Pour le premier anniversaire des journées sanglantes de Saint-Merri, la Société des Droits de l’Homme lança un manifeste brûlant qui débutait par ces mots : « Citoyens, l’anniversaire des 5 et 6 juin ne vous demande pas de vaines douleurs ; les cyprès de la liberté veulent être arrosés avec du sang et non pas avec des larmes. Pour un frère qu’on nous tue, il nous en vient dix, et le pavé de nos rues imbibé de carnage fume au soleil d’été l’insurrection et la mort… »

Ce manifeste, que des renseignements de police attribuaient à Cavaignac, se terminait ainsi : « Le gouvernement ne tend qu’à renfermer et resserrer les existences dans les limites que leur ont assignées les hasards ou les infamies de notre organisation sociale ; aux uns la richesse, aux autres la misère ; aux uns le bonheur oisif, aux autres la faim, le froid et la mort à l’hôpital. Les larmes ne sont pas pour nous, elles sont pour nos ennemis ; car après leur mort, il ne subsistera plus rien d’eux, qu’un souvenir de malédiction. Bientôt le bras du souverain s’appesantira terrible sur leur front ; alors qu’ils n’espèrent ni grâce ni pardon ! Quand le peuple frappe, il n’est ni timide ni généreux, parce qu’il frappe non pas dans son intérêt, mais dans celui de l’éternelle morale et qu’il sait bien que personne n’a le droit de faire grâce en son nom. — Salut et fraternité. »

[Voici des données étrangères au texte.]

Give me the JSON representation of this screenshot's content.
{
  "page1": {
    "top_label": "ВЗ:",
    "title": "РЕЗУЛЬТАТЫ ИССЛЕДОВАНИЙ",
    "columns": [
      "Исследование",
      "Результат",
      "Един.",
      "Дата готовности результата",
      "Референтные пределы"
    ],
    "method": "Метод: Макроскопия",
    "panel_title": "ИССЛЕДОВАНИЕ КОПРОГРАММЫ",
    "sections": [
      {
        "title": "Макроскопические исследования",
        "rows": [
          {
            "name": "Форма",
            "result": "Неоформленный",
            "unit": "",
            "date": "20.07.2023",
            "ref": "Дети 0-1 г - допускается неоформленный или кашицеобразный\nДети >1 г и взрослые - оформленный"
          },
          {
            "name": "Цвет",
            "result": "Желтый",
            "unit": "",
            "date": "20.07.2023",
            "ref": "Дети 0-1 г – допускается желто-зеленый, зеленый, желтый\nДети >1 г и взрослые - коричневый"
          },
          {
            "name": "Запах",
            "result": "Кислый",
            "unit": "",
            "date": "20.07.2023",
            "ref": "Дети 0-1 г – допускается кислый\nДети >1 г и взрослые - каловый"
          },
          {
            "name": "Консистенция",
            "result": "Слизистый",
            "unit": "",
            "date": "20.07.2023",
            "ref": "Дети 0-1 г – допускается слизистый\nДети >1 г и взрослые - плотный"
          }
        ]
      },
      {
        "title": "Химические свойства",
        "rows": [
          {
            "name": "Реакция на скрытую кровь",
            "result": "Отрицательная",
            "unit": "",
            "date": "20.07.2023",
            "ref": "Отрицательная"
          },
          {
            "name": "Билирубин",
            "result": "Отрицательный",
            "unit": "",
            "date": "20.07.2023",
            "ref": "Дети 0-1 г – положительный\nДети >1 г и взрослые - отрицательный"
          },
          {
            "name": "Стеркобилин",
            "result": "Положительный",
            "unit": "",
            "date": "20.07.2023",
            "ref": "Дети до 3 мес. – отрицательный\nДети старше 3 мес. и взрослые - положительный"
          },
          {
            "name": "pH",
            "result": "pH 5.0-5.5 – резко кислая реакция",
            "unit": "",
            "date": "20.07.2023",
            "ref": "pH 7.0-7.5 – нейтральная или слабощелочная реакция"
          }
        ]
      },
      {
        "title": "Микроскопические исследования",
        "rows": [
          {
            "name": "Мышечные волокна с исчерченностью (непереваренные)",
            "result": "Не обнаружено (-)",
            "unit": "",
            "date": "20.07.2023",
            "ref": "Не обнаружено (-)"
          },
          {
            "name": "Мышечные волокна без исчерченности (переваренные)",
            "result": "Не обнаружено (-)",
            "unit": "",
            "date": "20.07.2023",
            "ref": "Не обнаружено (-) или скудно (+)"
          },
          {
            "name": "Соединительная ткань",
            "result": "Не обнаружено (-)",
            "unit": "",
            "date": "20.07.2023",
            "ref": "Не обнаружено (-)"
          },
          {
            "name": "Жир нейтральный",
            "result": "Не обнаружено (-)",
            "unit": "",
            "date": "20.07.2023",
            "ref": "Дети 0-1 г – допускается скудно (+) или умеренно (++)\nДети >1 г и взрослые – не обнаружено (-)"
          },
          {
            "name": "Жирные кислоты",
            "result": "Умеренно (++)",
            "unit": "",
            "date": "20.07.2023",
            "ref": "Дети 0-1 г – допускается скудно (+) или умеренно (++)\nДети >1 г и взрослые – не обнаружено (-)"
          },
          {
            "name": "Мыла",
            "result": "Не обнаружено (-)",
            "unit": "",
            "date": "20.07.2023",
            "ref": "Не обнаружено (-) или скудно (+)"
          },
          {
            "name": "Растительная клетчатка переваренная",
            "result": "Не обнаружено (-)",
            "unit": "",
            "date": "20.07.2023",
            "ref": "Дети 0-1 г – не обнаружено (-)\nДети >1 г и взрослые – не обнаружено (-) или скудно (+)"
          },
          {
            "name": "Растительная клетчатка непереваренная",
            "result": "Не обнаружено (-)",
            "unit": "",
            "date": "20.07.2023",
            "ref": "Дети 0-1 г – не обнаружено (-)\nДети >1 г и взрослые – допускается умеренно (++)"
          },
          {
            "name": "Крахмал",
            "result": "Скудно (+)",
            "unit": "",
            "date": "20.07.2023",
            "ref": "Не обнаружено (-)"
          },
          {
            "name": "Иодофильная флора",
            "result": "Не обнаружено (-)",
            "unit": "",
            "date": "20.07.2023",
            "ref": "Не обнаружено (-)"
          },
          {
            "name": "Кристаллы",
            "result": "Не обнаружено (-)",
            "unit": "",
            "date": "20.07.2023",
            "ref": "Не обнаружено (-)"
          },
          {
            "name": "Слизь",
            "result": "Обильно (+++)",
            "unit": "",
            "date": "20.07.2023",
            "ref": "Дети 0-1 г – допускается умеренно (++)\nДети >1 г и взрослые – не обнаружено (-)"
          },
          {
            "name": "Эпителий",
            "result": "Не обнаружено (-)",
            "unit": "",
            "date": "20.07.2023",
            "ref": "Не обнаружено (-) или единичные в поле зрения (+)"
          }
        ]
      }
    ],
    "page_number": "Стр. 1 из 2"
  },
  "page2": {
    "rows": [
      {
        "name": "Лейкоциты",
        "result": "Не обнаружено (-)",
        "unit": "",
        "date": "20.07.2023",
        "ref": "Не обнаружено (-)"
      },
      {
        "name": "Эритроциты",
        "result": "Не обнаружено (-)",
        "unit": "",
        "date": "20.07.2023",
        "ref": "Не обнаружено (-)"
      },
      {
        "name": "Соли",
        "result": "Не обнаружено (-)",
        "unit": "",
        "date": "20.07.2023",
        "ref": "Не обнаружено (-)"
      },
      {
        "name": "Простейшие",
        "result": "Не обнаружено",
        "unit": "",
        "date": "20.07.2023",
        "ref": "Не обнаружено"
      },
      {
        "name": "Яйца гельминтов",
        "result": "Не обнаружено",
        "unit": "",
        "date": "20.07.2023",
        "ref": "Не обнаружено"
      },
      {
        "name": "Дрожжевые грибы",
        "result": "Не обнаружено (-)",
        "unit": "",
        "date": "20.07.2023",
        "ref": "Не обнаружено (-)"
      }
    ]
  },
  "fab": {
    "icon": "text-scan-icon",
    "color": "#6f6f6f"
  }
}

Un aussi véhément appel, qui proclamait l’insurrection en permanence, reflétait-il la pensée de tous les républicains groupés dans la Société des Droits de l’Homme ? Non, puisque ceux qu’on appelait les Girondins et qui se groupaient autour de Raspail avaient la majorité dans le comité directeur. Mais il y avait une minorité remuante, impatiente de bataille, que Lebon représentait dans le comité. Le manifeste fut une transaction entre ceux-ci, qui voulaient organiser l’insurrection pour le 5 juin 1833, et les premiers, qui formaient l’ancien noyau des Amis du Peuple, et disaient avec Raspail : « Formulons nos doctrines de manière à ne repousser aucune conviction ; ne froissons pas les intérêts ; n’attaquons pas de front les préjugés, ménageons-les pour mieux les détruire. » Nous reviendrons sur ces querelles.

Le manifeste ne pouvait manquer d’attirer des poursuites sur la tête des républicains. Vingt-sept d’entre eux prirent place sur le banc des accusés dans le procès, qui dura du 11 au 22 décembre. Les plaidoiries furent si véhémentes, que trois des détenseurs, Dupont, Michel (de Bourges) et Pinard furent frappés de suspension par le tribunal. Dupont, plaidant pour Kersausie, commenta la déclaration de Robespierre sur la propriété et dit : « Le dix-neuvième siècle a une mission à remplir, c’est l’affranchissement moral et politique des prolétaires. »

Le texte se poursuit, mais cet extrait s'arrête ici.